Real re "Real part of complex number";
Real im "Imaginary part of complex number";
encapsulated operator 'constructor'
import Complex;
function fromReal
input Real re;
input Real im := 0;
output Complex result(re=re, im=im);
algorithm
annotation(Inline=true);
end fromReal;
end 'constructor';
encapsulated operator function '+' // short hand notation, see !\cref{specialized-classes}!
import Complex;
input Complex c1;
input Complex c2;
output Complex result "= c1 + c2";
algorithm
result := Complex(c1.re + c2.re, c1.im + c2.im);
annotation(Inline=true);
end '+';
encapsulated operator '-'
import Complex;
function negate
input Complex c;
output Complex result "= - c";
algorithm
result := Complex(-c.re, -c.im);
annotation(Inline=true);
end negate;
function subtract
input Complex c1;
input Complex c2;
output Complex result "= c1 - c2";
algorithm
result := Complex(c1.re - c2.re, c1.im - c2.im);
annotation(Inline=true);
end subtract;
end '-';
encapsulated operator function '*'
import Complex;
input Complex c1;
input Complex c2;
output Complex result "= c1 * c2";
algorithm
result := Complex(c1.re*c2.re - c1.im*c2.im, c1.re*c2.im + c1.im*c2.re);
annotation(Inline=true);
end '*';
encapsulated operator function '/'
import Complex; input Complex c1;
input Complex c2;
output Complex result "= c1 / c2";
algorithm
result := Complex(( c1.re*c2.re + c1.im*c2.im)/(c2.re^2 +
c2.im^2),
(-c1.re*c2.im + c1.im*c2.re)/(c2.re^2 + c2.im^2));
annotation(Inline=true);
end '/';
encapsulated operator function '=='
import Complex;
input Complex c1;
input Complex c2;
output Boolean result "= c1 == c2";
algorithm
result := c1.re == c2.re and c1.im == c2.im;
annotation(Inline=true);
end '==';
encapsulated operator function 'String'
import Complex;
input Complex c;
input String name := "j" "Name of variable representing sqrt(-1) in the string";
input Integer significantDigits=6 "Number of significant digits to be shown";
output String s;
algorithm
s := String(c.re, significantDigits=significantDigits);
if c.im <> 0 then
s := if c.im > 0 then s + " + "
else s + " - ";
s := s + String(abs(c.im), significantDigits=significantDigits) + name;
end if;
end 'String';
encapsulated function j
import Complex;
output Complex c;
algorithm
c := Complex(0,1);
annotation(Inline=true);
end j;
encapsulated operator function '0'
import Complex;
output Complex c;
algorithm
c := Complex(0,0);
annotation(Inline=true);
end '0';
end Complex;
function eigenValues
input Real A [:,:];
output Complex ev[size(A, 1)];
protected
Integer nx=size(A, 1);
Real eval[nx,2];
Integer i;
algorithm
eval := Modelica.Math.Matrices.eigenValues(A);
for i in 1:nx loop
ev[i] := Complex(eval[i, 1], eval[i, 2]);
end for;
end eigenValues;
// Usage of Complex number above:
Complex j = Complex.j();
Complex c1 = 2 + 3*j;
Complex c2 = 3 + 4*j;
Complex c3 = c1 + c2;
Complex c4[:] = eigenValues([1,2; -3,4]);
algorithm
Modelica.Utilities.Streams.print("c4 = " + String(c4));
// results in output:
// c4 = {2.5 + 1.93649j, 2.5 - 1.93649j}
\end{lstlisting}
How overloaded operators can be symbolically processed.

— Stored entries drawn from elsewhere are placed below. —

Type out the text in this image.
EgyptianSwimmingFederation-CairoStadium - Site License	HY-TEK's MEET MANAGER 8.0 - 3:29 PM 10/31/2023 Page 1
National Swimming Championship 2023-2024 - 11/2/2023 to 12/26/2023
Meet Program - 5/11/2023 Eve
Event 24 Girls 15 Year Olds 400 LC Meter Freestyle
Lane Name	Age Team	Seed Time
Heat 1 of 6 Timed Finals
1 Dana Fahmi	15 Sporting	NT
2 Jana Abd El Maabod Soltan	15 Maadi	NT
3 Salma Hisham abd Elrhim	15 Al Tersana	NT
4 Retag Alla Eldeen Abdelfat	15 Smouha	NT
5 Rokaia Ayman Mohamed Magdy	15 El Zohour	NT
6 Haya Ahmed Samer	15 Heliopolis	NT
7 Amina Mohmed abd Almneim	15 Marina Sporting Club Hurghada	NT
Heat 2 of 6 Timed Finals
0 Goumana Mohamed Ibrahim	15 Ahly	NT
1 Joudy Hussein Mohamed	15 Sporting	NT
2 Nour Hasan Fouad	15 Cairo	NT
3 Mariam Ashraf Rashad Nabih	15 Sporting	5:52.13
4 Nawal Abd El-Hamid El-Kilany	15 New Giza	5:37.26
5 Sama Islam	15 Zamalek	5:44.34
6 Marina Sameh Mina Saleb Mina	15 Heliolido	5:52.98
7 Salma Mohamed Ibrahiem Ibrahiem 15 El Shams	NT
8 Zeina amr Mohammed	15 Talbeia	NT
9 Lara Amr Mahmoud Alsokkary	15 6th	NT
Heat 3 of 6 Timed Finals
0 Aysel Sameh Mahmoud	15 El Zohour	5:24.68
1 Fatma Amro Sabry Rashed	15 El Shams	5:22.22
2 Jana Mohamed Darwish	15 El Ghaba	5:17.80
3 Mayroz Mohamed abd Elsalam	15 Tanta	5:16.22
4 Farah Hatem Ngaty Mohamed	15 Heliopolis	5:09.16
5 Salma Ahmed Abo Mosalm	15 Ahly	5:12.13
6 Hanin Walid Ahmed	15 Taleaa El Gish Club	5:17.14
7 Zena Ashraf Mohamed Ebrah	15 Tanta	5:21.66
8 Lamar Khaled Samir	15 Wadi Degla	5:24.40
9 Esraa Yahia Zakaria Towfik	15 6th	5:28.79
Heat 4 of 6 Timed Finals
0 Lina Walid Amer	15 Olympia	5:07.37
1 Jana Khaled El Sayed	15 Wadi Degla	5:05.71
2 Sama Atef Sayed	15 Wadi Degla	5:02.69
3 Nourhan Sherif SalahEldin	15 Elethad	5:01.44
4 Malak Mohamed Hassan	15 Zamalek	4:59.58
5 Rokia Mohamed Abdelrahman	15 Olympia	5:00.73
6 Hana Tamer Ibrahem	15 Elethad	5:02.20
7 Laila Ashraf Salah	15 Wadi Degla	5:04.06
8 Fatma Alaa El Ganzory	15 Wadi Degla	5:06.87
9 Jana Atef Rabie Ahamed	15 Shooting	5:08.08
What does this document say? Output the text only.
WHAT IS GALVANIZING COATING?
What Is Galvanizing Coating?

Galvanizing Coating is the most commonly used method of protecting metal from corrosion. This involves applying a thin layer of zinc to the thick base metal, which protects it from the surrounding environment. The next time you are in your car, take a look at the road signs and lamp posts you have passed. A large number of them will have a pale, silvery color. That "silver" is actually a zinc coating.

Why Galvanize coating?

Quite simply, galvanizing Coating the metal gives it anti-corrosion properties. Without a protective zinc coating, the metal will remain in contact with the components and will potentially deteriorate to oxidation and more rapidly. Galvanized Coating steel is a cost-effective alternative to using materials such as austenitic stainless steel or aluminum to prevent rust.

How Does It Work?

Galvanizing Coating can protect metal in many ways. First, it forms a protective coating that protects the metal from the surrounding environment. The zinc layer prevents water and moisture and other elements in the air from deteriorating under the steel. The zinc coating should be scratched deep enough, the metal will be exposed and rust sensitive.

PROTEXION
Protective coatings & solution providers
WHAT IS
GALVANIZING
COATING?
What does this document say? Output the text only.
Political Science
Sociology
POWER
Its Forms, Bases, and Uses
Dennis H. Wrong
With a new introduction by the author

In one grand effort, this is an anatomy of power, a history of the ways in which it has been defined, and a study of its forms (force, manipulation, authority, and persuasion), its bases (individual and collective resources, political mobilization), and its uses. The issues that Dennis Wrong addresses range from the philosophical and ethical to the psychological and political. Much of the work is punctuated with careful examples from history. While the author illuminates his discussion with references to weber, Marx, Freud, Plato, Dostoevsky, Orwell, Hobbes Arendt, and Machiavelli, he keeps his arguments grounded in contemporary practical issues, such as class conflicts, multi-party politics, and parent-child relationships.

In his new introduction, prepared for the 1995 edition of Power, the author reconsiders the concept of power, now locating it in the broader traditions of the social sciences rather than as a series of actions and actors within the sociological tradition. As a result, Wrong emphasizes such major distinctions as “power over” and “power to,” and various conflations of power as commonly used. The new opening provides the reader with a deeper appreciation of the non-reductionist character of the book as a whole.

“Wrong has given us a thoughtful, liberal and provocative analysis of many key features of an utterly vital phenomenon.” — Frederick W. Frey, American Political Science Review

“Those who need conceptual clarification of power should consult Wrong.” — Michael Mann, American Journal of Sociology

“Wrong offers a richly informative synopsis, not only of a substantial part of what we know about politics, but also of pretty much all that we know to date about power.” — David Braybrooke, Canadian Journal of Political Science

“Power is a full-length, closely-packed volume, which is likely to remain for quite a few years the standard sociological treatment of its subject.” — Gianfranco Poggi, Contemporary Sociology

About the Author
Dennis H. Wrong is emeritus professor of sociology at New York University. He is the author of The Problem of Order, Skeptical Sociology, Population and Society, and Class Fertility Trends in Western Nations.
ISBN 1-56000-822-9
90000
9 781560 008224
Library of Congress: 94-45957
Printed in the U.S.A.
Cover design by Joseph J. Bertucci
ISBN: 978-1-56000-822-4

Example:
\begin{lstlisting}[language=modelica]
Real a;
Complex b;
Complex c = a + b;
\end{lstlisting}
Due to inlining of functions, the equation for \lstinline!c! is
transformed to:
\begin{lstlisting}[language=modelica]
c = Complex.'+'.add(Complex.'constructor'.fromReal(a), b);
= Complex.'+'.add(Complex(re=a,im=0), b)
= Complex(re=a+b.re, im=b.im);
\end{lstlisting}
or
\begin{lstlisting}[language=modelica]
c.re = a + b.re;
c.im = b.im;
\end{lstlisting}
These equations can be symbolically processed as other equations.
Complex can be used in a connector:
\begin{lstlisting}[language=modelica]
operator record ComplexVoltage = Complex(re(unit="V"),im(unit="V"));
operator record ComplexCurrent = Complex(re(unit="A"),im(unit="A"));
connector ComplexPin
ComplexVoltage v;
flow ComplexCurrent i;
end ComplexPin;
ComplexPin p1,p2,p3;
equation
connect(p1,p2);
connect(p1,p3);
\end{lstlisting}
The two connect-equations result in the following connection equations:
\begin{lstlisting}[language=modelica]
p1.v = p2.v;
p1.v = p3.v;
p1.i + p2.i + p3.i = Complex.'0'();
// Complex.'+'(p1.i, Complex.'+'(p2.i, p3.i)) = Complex.'0'();
\end{lstlisting}
The restrictions on extends are intended to avoid combining two variants inheriting from the same operator record, but with possibly different operations; thus \lstinline!ComplexVoltage! and \lstinline!ComplexCurrent! still use the operations from \lstinline!Complex!. The restriction that it is not legal to extend from any of its enclosing scopes implies that:
\begin{lstlisting}[language=modelica]
package A
extends Icon; // Ok
operator record B $\ldots$ end B;
end A;
package A2
extends A($\ldots$); // Not legal
end A2;
package A3 = A($\ldots$); // Not legal
\end{lstlisting}
\end{example}